Moscow Metro station

Novomoskovskaya (Новомоско́вская), formerly known as Kommunarka (Коммунарка) is a Moscow Metro station on the Sokolnicheskaya line. It was opened on 20 June 2019, along with Filatov Lug, Prokshino, and Olkhovaya., is located between Olkhovaya and Potapovo stations. Novomoskovskaya became the 232nd station of the Moscow Metro. On 28 December 2024, a transfer on the Troitskaya line was opened.

It is in the Kommunarka area of Sosenskoye Settlement in the Novomoskovsky Administrative Okrug southwest of Moscow.

==History==
The city government decided to extend the line to Stolbovo in February 2016; an unexpected decision given that the city initially planned to extend the line only to Filatov Lug. The initial cost of the line was about 45 billion rubles. In July 2017, the city government confirmed that the extension would move forward, allowing construction to continue.

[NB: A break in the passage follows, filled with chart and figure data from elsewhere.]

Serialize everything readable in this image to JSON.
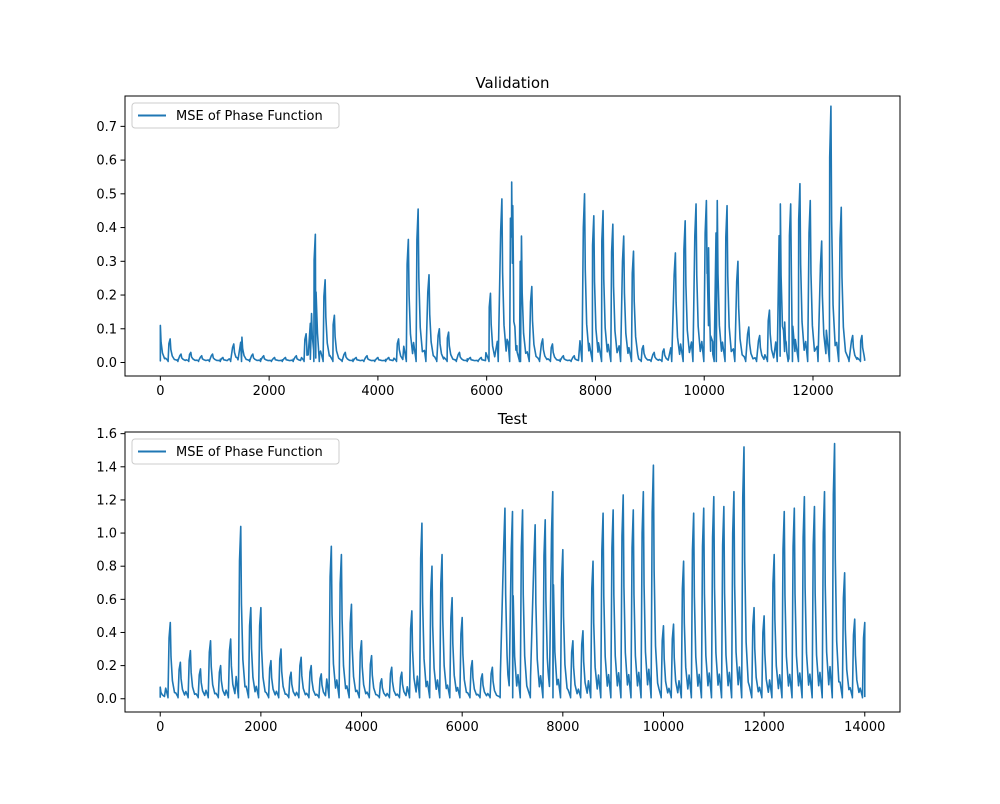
{
  "chart_data": [
    {
      "type": "line",
      "title": "Validation",
      "xlabel": "",
      "ylabel": "",
      "xlim": [
        -650,
        13600
      ],
      "ylim": [
        -0.04,
        0.79
      ],
      "xticks": [
        0,
        2000,
        4000,
        6000,
        8000,
        10000,
        12000
      ],
      "xtick_labels": [
        "0",
        "2000",
        "4000",
        "6000",
        "8000",
        "10000",
        "12000"
      ],
      "yticks": [
        0.0,
        0.1,
        0.2,
        0.3,
        0.4,
        0.5,
        0.6,
        0.7
      ],
      "ytick_labels": [
        "0.0",
        "0.1",
        "0.2",
        "0.3",
        "0.4",
        "0.5",
        "0.6",
        "0.7"
      ],
      "grid": false,
      "legend_position": "upper-left",
      "color": "#1f77b4",
      "series": [
        {
          "name": "MSE of Phase Function",
          "x_range": [
            0,
            12950
          ],
          "baseline": 0.005,
          "peaks": [
            [
              0,
              0.11
            ],
            [
              180,
              0.07
            ],
            [
              380,
              0.025
            ],
            [
              560,
              0.03
            ],
            [
              760,
              0.02
            ],
            [
              960,
              0.025
            ],
            [
              1150,
              0.015
            ],
            [
              1350,
              0.055
            ],
            [
              1500,
              0.075
            ],
            [
              1700,
              0.025
            ],
            [
              1900,
              0.02
            ],
            [
              2100,
              0.015
            ],
            [
              2300,
              0.015
            ],
            [
              2500,
              0.02
            ],
            [
              2680,
              0.085
            ],
            [
              2780,
              0.145
            ],
            [
              2850,
              0.38
            ],
            [
              3030,
              0.245
            ],
            [
              3200,
              0.14
            ],
            [
              3400,
              0.03
            ],
            [
              3600,
              0.015
            ],
            [
              3800,
              0.02
            ],
            [
              4000,
              0.015
            ],
            [
              4200,
              0.015
            ],
            [
              4380,
              0.07
            ],
            [
              4560,
              0.365
            ],
            [
              4740,
              0.455
            ],
            [
              4940,
              0.26
            ],
            [
              5130,
              0.1
            ],
            [
              5300,
              0.09
            ],
            [
              5500,
              0.03
            ],
            [
              5700,
              0.015
            ],
            [
              5900,
              0.015
            ],
            [
              6070,
              0.205
            ],
            [
              6280,
              0.485
            ],
            [
              6460,
              0.535
            ],
            [
              6480,
              0.465
            ],
            [
              6640,
              0.375
            ],
            [
              6830,
              0.225
            ],
            [
              7030,
              0.07
            ],
            [
              7210,
              0.055
            ],
            [
              7410,
              0.02
            ],
            [
              7610,
              0.02
            ],
            [
              7800,
              0.5
            ],
            [
              7970,
              0.435
            ],
            [
              8140,
              0.45
            ],
            [
              8320,
              0.41
            ],
            [
              8520,
              0.375
            ],
            [
              8700,
              0.33
            ],
            [
              8880,
              0.05
            ],
            [
              9080,
              0.03
            ],
            [
              9260,
              0.04
            ],
            [
              9470,
              0.325
            ],
            [
              9650,
              0.42
            ],
            [
              9850,
              0.47
            ],
            [
              10040,
              0.48
            ],
            [
              10080,
              0.34
            ],
            [
              10240,
              0.48
            ],
            [
              10420,
              0.465
            ],
            [
              10620,
              0.3
            ],
            [
              10820,
              0.105
            ],
            [
              11020,
              0.08
            ],
            [
              11200,
              0.155
            ],
            [
              11400,
              0.47
            ],
            [
              11480,
              0.12
            ],
            [
              11590,
              0.47
            ],
            [
              11760,
              0.53
            ],
            [
              11950,
              0.48
            ],
            [
              12160,
              0.36
            ],
            [
              12330,
              0.76
            ],
            [
              12520,
              0.46
            ],
            [
              12730,
              0.08
            ],
            [
              12900,
              0.08
            ]
          ]
        }
      ]
    },
    {
      "type": "line",
      "title": "Test",
      "xlabel": "",
      "ylabel": "",
      "xlim": [
        -700,
        14700
      ],
      "ylim": [
        -0.08,
        1.61
      ],
      "xticks": [
        0,
        2000,
        4000,
        6000,
        8000,
        10000,
        12000,
        14000
      ],
      "xtick_labels": [
        "0",
        "2000",
        "4000",
        "6000",
        "8000",
        "10000",
        "12000",
        "14000"
      ],
      "yticks": [
        0.0,
        0.2,
        0.4,
        0.6,
        0.8,
        1.0,
        1.2,
        1.4,
        1.6
      ],
      "ytick_labels": [
        "0.0",
        "0.2",
        "0.4",
        "0.6",
        "0.8",
        "1.0",
        "1.2",
        "1.4",
        "1.6"
      ],
      "grid": false,
      "legend_position": "upper-left",
      "color": "#1f77b4",
      "series": [
        {
          "name": "MSE of Phase Function",
          "x_range": [
            0,
            14000
          ],
          "baseline": 0.01,
          "peaks": [
            [
              0,
              0.07
            ],
            [
              200,
              0.46
            ],
            [
              400,
              0.22
            ],
            [
              600,
              0.29
            ],
            [
              800,
              0.18
            ],
            [
              1000,
              0.35
            ],
            [
              1200,
              0.2
            ],
            [
              1400,
              0.36
            ],
            [
              1600,
              1.04
            ],
            [
              1800,
              0.55
            ],
            [
              2000,
              0.55
            ],
            [
              2200,
              0.23
            ],
            [
              2400,
              0.3
            ],
            [
              2600,
              0.16
            ],
            [
              2800,
              0.25
            ],
            [
              3000,
              0.2
            ],
            [
              3200,
              0.15
            ],
            [
              3400,
              0.92
            ],
            [
              3600,
              0.87
            ],
            [
              3800,
              0.57
            ],
            [
              4000,
              0.35
            ],
            [
              4200,
              0.26
            ],
            [
              4400,
              0.12
            ],
            [
              4600,
              0.19
            ],
            [
              4800,
              0.16
            ],
            [
              5000,
              0.53
            ],
            [
              5200,
              1.06
            ],
            [
              5400,
              0.8
            ],
            [
              5600,
              0.87
            ],
            [
              5800,
              0.61
            ],
            [
              6000,
              0.49
            ],
            [
              6200,
              0.23
            ],
            [
              6400,
              0.15
            ],
            [
              6600,
              0.19
            ],
            [
              6850,
              1.15
            ],
            [
              7000,
              1.13
            ],
            [
              7200,
              1.14
            ],
            [
              7450,
              1.05
            ],
            [
              7650,
              1.08
            ],
            [
              7800,
              1.25
            ],
            [
              8000,
              0.9
            ],
            [
              8200,
              0.35
            ],
            [
              8400,
              0.41
            ],
            [
              8600,
              0.83
            ],
            [
              8800,
              1.12
            ],
            [
              9000,
              1.14
            ],
            [
              9200,
              1.23
            ],
            [
              9400,
              1.14
            ],
            [
              9600,
              1.25
            ],
            [
              9800,
              1.41
            ],
            [
              10000,
              0.44
            ],
            [
              10200,
              0.45
            ],
            [
              10400,
              0.83
            ],
            [
              10600,
              1.12
            ],
            [
              10800,
              1.15
            ],
            [
              11000,
              1.22
            ],
            [
              11200,
              1.16
            ],
            [
              11400,
              1.25
            ],
            [
              11600,
              1.52
            ],
            [
              11800,
              0.55
            ],
            [
              12000,
              0.5
            ],
            [
              12200,
              0.87
            ],
            [
              12400,
              1.13
            ],
            [
              12600,
              1.15
            ],
            [
              12800,
              1.22
            ],
            [
              13000,
              1.16
            ],
            [
              13200,
              1.25
            ],
            [
              13400,
              1.54
            ],
            [
              13600,
              0.76
            ],
            [
              13800,
              0.48
            ],
            [
              14000,
              0.46
            ]
          ]
        }
      ]
    }
  ]
}
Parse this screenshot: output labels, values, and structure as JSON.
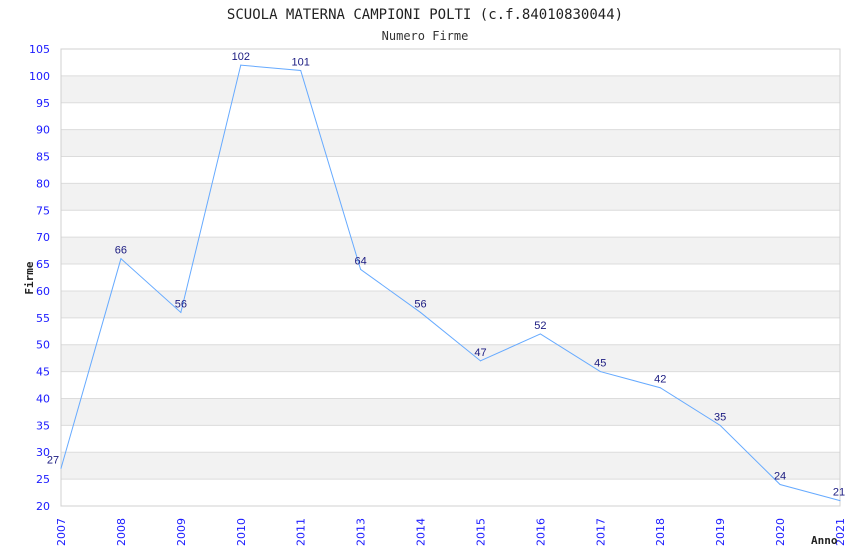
{
  "chart_data": {
    "type": "line",
    "title": "SCUOLA MATERNA CAMPIONI POLTI (c.f.84010830044)",
    "subtitle": "Numero Firme",
    "xlabel": "Anno",
    "ylabel": "Firme",
    "categories": [
      "2007",
      "2008",
      "2009",
      "2010",
      "2011",
      "2013",
      "2014",
      "2015",
      "2016",
      "2017",
      "2018",
      "2019",
      "2020",
      "2021"
    ],
    "series": [
      {
        "name": "Firme",
        "values": [
          27,
          66,
          56,
          102,
          101,
          64,
          56,
          47,
          52,
          45,
          42,
          35,
          24,
          21
        ]
      }
    ],
    "ylim": [
      20,
      105
    ],
    "yticks": [
      20,
      25,
      30,
      35,
      40,
      45,
      50,
      55,
      60,
      65,
      70,
      75,
      80,
      85,
      90,
      95,
      100,
      105
    ],
    "grid": true,
    "line_color": "#66aaff",
    "band_color": "#f2f2f2"
  }
}
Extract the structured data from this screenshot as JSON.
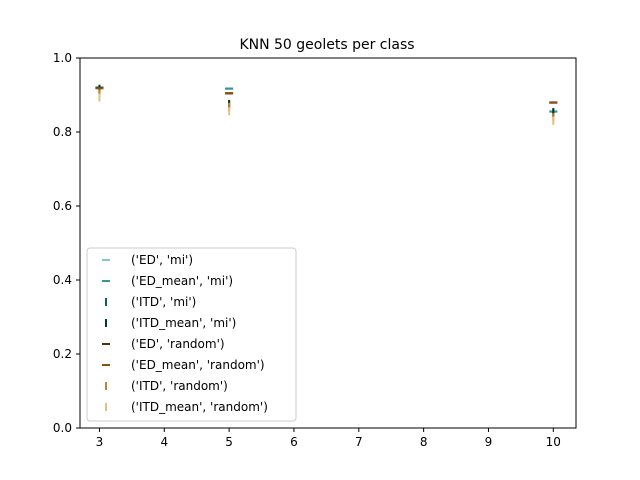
{
  "chart_data": {
    "type": "scatter",
    "title": "KNN 50 geolets per class",
    "xlabel": "",
    "ylabel": "",
    "xlim": [
      2.7,
      10.35
    ],
    "ylim": [
      0.0,
      1.0
    ],
    "xticks": [
      3,
      4,
      5,
      6,
      7,
      8,
      9,
      10
    ],
    "yticks": [
      0.0,
      0.2,
      0.4,
      0.6,
      0.8,
      1.0
    ],
    "xtick_labels": [
      "3",
      "4",
      "5",
      "6",
      "7",
      "8",
      "9",
      "10"
    ],
    "ytick_labels": [
      "0.0",
      "0.2",
      "0.4",
      "0.6",
      "0.8",
      "1.0"
    ],
    "grid": false,
    "legend_position": "lower-left",
    "series": [
      {
        "name": "('ED', 'mi')",
        "marker": "hline",
        "color": "#80cdc1",
        "x": [
          3,
          5,
          10
        ],
        "y": [
          0.921,
          0.918,
          0.856
        ]
      },
      {
        "name": "('ED_mean', 'mi')",
        "marker": "hline",
        "color": "#35978f",
        "x": [
          3,
          5,
          10
        ],
        "y": [
          0.92,
          0.917,
          0.855
        ]
      },
      {
        "name": "('ITD', 'mi')",
        "marker": "vline",
        "color": "#01665e",
        "x": [
          3,
          5,
          10
        ],
        "y": [
          0.917,
          0.876,
          0.854
        ]
      },
      {
        "name": "('ITD_mean', 'mi')",
        "marker": "vline",
        "color": "#003c30",
        "x": [
          3,
          5,
          10
        ],
        "y": [
          0.916,
          0.875,
          0.853
        ]
      },
      {
        "name": "('ED', 'random')",
        "marker": "hline",
        "color": "#543005",
        "x": [
          3,
          5,
          10
        ],
        "y": [
          0.919,
          0.905,
          0.88
        ]
      },
      {
        "name": "('ED_mean', 'random')",
        "marker": "hline",
        "color": "#8c510a",
        "x": [
          3,
          5,
          10
        ],
        "y": [
          0.918,
          0.904,
          0.879
        ]
      },
      {
        "name": "('ITD', 'random')",
        "marker": "vline",
        "color": "#bf812d",
        "x": [
          3,
          5,
          10
        ],
        "y": [
          0.904,
          0.868,
          0.84
        ]
      },
      {
        "name": "('ITD_mean', 'random')",
        "marker": "vline",
        "color": "#dfc27d",
        "x": [
          3,
          5,
          10
        ],
        "y": [
          0.893,
          0.856,
          0.83
        ]
      }
    ]
  }
}
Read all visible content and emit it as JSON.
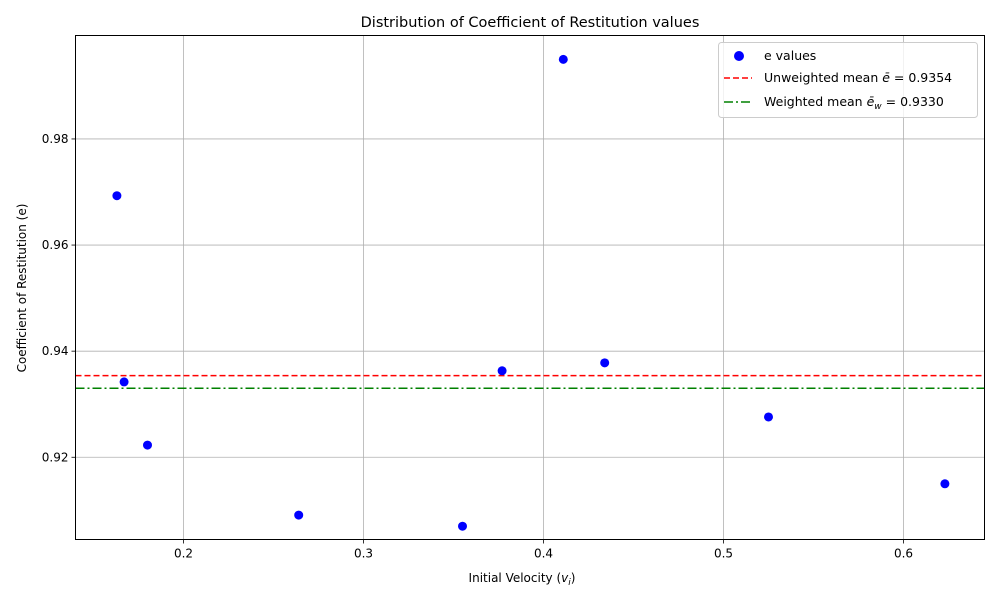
{
  "chart_data": {
    "type": "scatter",
    "title": "Distribution of Coefficient of Restitution values",
    "xlabel_main": "Initial Velocity (",
    "xlabel_var": "v",
    "xlabel_sub": "i",
    "xlabel_close": ")",
    "ylabel": "Coefficient of Restitution (e)",
    "xlim": [
      0.14,
      0.645
    ],
    "ylim": [
      0.9045,
      0.9995
    ],
    "x_ticks": [
      0.2,
      0.3,
      0.4,
      0.5,
      0.6
    ],
    "x_tick_labels": [
      "0.2",
      "0.3",
      "0.4",
      "0.5",
      "0.6"
    ],
    "y_ticks": [
      0.92,
      0.94,
      0.96,
      0.98
    ],
    "y_tick_labels": [
      "0.92",
      "0.94",
      "0.96",
      "0.98"
    ],
    "grid": true,
    "legend_position": "top-right",
    "series": [
      {
        "name": "e values",
        "color": "#0000ff",
        "x": [
          0.163,
          0.167,
          0.18,
          0.264,
          0.355,
          0.377,
          0.411,
          0.434,
          0.525,
          0.623
        ],
        "y": [
          0.9693,
          0.9342,
          0.9223,
          0.9091,
          0.907,
          0.9363,
          0.995,
          0.9378,
          0.9276,
          0.915
        ]
      }
    ],
    "reference_lines": [
      {
        "label_prefix": "Unweighted mean ",
        "label_var": "ē",
        "label_sub": "",
        "label_value": " = 0.9354",
        "y": 0.9354,
        "color": "#ff0000",
        "style": "dashed"
      },
      {
        "label_prefix": "Weighted mean ",
        "label_var": "ē",
        "label_sub": "w",
        "label_value": " = 0.9330",
        "y": 0.933,
        "color": "#008000",
        "style": "dashdot"
      }
    ]
  }
}
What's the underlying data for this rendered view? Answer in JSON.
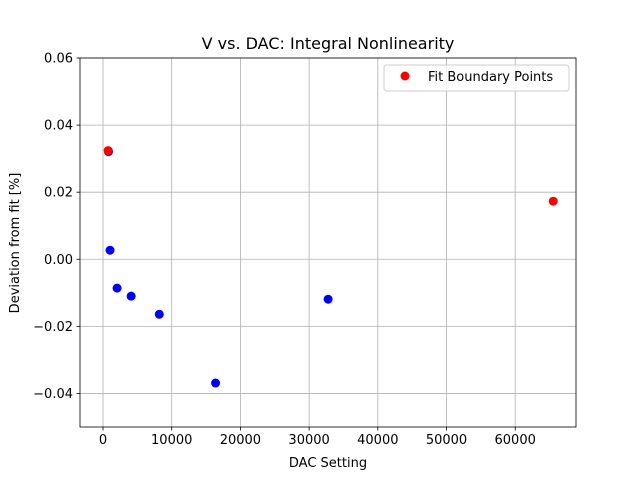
{
  "chart_data": {
    "type": "scatter",
    "title": "V vs. DAC: Integral Nonlinearity",
    "xlabel": "DAC Setting",
    "ylabel": "Deviation from fit [%]",
    "xlim": [
      -3350,
      68850
    ],
    "ylim": [
      -0.05,
      0.06
    ],
    "xticks": [
      0,
      10000,
      20000,
      30000,
      40000,
      50000,
      60000
    ],
    "xtick_labels": [
      "0",
      "10000",
      "20000",
      "30000",
      "40000",
      "50000",
      "60000"
    ],
    "yticks": [
      -0.04,
      -0.02,
      0.0,
      0.02,
      0.04,
      0.06
    ],
    "ytick_labels": [
      "−0.04",
      "−0.02",
      "0.00",
      "0.02",
      "0.04",
      "0.06"
    ],
    "grid": true,
    "legend_position": "top-right",
    "series": [
      {
        "color": "#0000ff",
        "x": [
          800,
          1024,
          2048,
          4096,
          8192,
          16384,
          32768
        ],
        "y": [
          0.0321,
          0.0027,
          -0.0086,
          -0.011,
          -0.0164,
          -0.0369,
          -0.0119
        ]
      },
      {
        "name": "Fit Boundary Points",
        "color": "#ff0000",
        "x": [
          750,
          65535
        ],
        "y": [
          0.0324,
          0.0173
        ]
      }
    ]
  }
}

In March 2017, the city began clearing space around the planned station to accommodate the construction.

The station's working name during most of construction was Stolbovo. This derived from the former village of Stolbovo, which became part of the current settlement when it was incorporated into the City of Moscow from Moscow Oblast. In July 2024, the station was renamed from Kommunarka to Novomoskovskaya in order not be confused with the future Novomoskovskaya station on the Troitskaya line.

==Design and layout==
Kommunarka is at the intersection of the Solntsevo-Butovo-Varshavskoye shosse highway and the Ostafyevo International Business Airport section of the Moscow Ring Road. It has two lobbies, one that exits across the highway via an underground pedestrian walkway, and a second that leads to the eponymous station on the Troitskaya line.